The overarching goal of this research is to gain an understanding of bacterial pathogens' ability to undermine the apoptotic process. The potential for exploitation of this finding for use in therapy is great as this project studies two novel discoveries in caspase-3 control, direct activation and its inhibition through ubiquitination. Elucidating how bacteria undermine caspase-3 through the use of bacterial effectors will potentially allow for vaccine mediated intervention. This will result in potential vaccine candidates that can be tested, an area that the mentor for this project Professor Mark Roberts has many years experience and success in.

So while the field of infectious disease research has much to gain from this proposal in the longer term this research will also I believe prove invaluable to understanding the basic cellular biology of apoptosis. Bacteria in this proposal are being used by us to highlight potential weak points in the regulation and control of apoptosis, weak points which without the use of bacteria would remain undiscovered. Elucidating the mechanisms employed by Salmonella to undermine caspase-3, specifically in regard to SipA which directly activates the enzyme, could lead to the development of therapies for directly stimulating apoptosis in cells where it is defective. In this regard collaborations have been put in place with to share our findings with researchers at the Beatson Institute for Cancer Research in Glasgow with a view to testing selected bacterial proteins in appropriate animal models in the future. Understanding the mechanism behind direct activation of caspase-3 is of great significance and potentially has a great many therapeutic uses but this activation may be very complex and must be understood completely.

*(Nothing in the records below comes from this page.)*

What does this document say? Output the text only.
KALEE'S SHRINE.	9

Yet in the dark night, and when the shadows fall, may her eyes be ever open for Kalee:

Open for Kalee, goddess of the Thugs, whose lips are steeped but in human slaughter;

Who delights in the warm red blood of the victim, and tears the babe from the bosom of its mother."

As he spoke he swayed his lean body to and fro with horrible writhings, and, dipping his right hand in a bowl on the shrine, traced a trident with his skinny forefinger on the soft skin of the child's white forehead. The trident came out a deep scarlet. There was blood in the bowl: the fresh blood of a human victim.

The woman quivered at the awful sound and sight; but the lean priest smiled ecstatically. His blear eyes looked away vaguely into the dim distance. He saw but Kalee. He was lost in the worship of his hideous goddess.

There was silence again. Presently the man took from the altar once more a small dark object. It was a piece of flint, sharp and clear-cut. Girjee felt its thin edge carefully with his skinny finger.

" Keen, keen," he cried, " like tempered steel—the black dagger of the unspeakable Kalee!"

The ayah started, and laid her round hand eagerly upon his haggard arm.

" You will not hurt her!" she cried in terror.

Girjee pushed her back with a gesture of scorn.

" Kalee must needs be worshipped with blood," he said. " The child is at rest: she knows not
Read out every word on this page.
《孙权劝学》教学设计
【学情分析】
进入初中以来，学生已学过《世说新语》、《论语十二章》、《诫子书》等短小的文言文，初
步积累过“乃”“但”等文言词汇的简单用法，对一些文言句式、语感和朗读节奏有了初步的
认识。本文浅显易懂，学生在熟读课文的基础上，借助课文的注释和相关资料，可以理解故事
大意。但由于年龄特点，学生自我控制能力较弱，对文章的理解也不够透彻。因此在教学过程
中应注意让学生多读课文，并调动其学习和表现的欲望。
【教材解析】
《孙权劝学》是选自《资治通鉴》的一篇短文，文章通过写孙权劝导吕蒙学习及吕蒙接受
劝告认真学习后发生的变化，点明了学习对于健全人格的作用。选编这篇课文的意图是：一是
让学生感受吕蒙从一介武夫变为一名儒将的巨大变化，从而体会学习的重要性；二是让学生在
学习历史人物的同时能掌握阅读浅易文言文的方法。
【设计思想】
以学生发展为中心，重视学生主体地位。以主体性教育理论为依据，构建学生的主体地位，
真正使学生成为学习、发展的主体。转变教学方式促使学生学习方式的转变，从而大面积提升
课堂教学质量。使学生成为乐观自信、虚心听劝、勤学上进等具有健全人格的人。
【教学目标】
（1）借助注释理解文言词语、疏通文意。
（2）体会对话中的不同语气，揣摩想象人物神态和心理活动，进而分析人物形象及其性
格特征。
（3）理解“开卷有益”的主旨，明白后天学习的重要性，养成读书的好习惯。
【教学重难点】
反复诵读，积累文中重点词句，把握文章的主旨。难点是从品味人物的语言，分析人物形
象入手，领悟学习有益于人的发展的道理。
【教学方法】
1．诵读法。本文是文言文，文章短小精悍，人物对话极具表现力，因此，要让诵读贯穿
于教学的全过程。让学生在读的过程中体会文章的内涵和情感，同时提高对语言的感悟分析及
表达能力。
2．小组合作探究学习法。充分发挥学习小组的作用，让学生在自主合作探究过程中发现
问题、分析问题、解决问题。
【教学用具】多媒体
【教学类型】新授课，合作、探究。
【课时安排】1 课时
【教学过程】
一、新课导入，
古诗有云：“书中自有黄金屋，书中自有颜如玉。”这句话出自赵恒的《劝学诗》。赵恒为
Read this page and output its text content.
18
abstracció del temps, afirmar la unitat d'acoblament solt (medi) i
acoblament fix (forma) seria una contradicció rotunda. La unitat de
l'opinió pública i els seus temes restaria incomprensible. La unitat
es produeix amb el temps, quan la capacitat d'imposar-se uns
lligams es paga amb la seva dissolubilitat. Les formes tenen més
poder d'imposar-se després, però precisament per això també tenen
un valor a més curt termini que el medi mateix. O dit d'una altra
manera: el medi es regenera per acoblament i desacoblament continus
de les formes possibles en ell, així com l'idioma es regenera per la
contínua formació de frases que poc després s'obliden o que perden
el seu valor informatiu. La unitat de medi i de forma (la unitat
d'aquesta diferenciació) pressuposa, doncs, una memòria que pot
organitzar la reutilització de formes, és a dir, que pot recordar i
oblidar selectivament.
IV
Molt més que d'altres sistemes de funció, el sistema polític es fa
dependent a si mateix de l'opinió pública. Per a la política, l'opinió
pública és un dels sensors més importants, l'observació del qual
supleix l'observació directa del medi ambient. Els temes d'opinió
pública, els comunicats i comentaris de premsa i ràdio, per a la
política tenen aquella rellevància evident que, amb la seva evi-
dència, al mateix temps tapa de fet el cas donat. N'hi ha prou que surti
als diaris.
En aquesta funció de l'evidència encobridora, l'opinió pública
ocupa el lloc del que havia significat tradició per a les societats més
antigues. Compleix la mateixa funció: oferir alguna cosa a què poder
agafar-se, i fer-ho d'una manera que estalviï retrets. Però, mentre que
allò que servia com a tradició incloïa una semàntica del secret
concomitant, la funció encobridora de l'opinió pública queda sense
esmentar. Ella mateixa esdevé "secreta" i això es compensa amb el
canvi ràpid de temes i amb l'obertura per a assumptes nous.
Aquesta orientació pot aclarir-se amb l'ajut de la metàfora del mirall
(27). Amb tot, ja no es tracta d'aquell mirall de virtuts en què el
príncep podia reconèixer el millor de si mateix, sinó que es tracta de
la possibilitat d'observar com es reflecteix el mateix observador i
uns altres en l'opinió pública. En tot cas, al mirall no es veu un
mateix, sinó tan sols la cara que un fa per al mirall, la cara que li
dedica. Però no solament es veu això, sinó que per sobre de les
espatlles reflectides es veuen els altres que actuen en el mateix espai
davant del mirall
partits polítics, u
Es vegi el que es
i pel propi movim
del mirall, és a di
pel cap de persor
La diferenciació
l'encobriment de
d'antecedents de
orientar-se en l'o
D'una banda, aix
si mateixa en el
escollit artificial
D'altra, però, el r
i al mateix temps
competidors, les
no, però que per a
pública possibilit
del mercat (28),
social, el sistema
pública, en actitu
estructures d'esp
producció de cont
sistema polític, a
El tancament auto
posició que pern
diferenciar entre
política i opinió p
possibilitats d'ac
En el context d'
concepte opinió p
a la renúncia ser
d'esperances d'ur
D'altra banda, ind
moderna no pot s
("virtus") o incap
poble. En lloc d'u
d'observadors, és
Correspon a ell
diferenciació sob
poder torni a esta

Understanding apoptosis and in particular defective apoptosis has become an important part of my research in the past number of years. Presently I collaborate with the Medical Genetics Unit at Yorkhill Children's Hospital in Glasgow where I am analyzing samples from patients that are heterozygous for caspase-3 expression in an attempt to better understand caspase-3 regulation. The work undertaken in my laboratory has positively benefitted these medical professionals and patients and aided in the diagnosis of a highly unusual genetic condition. In addition we have recently instigated collaborations with researchers studying veterinary pathogenesis at the University of Glasgow and at the Moredun Research Institute. We hope that through these collaborations we can apply our work to reduce the carriage of pathogenic organisms in livestock.